The La Parota project has been a work in progress for more than 30 years. A series of studies were made between 1976 and 2002. In 2003, the CFE brought its heavy machinery to built the roads that would be needed to build the dam, a process that has to date been halted.
According to the Tlachinollan Mountain Center for Human Rights, construction of the dam would affect 21 communities. It would inundate 17300 hectares of fertile and productive lands. 25,000 people would be directly displaced because their lands would be flooded (although the CFE recognizes only 3,000 who it says would be affected). Indirectly, some 75,000 persons would be affected by the deviation of the river. Without water to irrigate their lands and hence live, campesinos in question would have nothing on which to subsist (the CFE does not anticipate compensating those who would be indirectly affected).
Tlachinollan has denounced the strategy of imposition in the “disingenuous offer of productive works, services, and projects that have divided families and communities, thus tearing apart the social fabric. The lack of information and consultation to those who would be affected by the project violates their fundamental rights. The call for and realization of communal assemblies have violated the Agrarian Law and the state of right. The disproportionate employment of public-security bodies to monitor the assemblies in question [is also a rights-violation, as is] the criminalization of those who oppose the project by means of the release of arrest-orders on charges for which evidence is lacking and the death-threats received by some of the opponents to the project.” The divisions have resulted in three deaths, three grave injuries, four detained and seven imprisoned, to say nothing of the multiple injuries resulting from confrontations that have occurred in assemblies.
In 2003, campesinos of the region who would be affected by La Parota founded the Council of Elides and Communities Opposed to La Parota (CECOP).

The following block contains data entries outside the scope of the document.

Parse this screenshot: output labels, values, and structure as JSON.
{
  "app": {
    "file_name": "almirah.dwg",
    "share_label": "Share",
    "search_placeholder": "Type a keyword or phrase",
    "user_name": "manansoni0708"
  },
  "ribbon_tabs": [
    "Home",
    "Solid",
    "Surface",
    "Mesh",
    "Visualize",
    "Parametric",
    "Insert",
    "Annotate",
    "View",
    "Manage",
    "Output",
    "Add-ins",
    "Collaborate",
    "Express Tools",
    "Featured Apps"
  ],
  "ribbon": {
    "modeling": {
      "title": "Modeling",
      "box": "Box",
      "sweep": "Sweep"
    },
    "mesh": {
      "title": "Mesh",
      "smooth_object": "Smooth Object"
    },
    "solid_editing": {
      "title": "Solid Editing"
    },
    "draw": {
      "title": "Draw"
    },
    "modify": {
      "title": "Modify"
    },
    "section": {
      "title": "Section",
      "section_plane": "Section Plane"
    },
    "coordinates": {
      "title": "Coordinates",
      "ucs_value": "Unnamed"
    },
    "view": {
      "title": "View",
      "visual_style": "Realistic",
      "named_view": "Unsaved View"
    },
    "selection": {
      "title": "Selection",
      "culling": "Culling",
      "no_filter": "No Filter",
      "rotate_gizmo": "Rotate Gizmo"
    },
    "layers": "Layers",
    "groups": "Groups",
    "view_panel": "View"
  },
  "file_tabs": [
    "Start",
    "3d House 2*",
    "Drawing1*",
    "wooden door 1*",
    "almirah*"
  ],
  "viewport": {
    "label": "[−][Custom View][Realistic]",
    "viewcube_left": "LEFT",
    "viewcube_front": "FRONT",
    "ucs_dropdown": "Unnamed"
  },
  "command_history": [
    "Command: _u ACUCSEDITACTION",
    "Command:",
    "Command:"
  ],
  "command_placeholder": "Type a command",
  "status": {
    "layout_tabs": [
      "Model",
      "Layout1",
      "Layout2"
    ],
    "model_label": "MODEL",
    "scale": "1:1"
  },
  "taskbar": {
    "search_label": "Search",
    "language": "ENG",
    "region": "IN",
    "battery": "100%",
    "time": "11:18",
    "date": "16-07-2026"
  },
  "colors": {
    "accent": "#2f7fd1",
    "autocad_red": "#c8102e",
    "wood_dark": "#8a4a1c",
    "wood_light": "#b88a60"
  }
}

They have succeeded in canceling the contracting-out by the CFE to private firms for the construction of the dam as in impeding that the Mexican government release an expropriation decree. CECOP has been aided in particular by international support, including several UN rapporteurs as well as the UN Committee on Economic, Social, and Cultural Rights. Juridically, CECOP have won five cases annulling “fixed” assemblies that ‘approved‘ expropriation. Ángel Aguirre, the new governor, has affirmed that he will respect the decision of the comuneros but in a meeting with CECOP on 7 May rejected the call to sign a document called the Cacahuatepec Accords, which reject the hydroelectric project. CECOP says that it will continue struggling until it sees a resolution against construction of the dam in the Official Diary of the Federation.
While it is true that the impacts of the construction of dams are principally but not exclusively felt at the local level. But also part of the strength of oppositional movements can be found in creating the capacity to construct networks, both national and international. It is important to recognize that the electrical energy from which some of us benefit has often resulted in tragedy for millions of humans and other living beings, the inundation of millions of acres of potentially fertile lands, and the climatic impacts we all suffer today.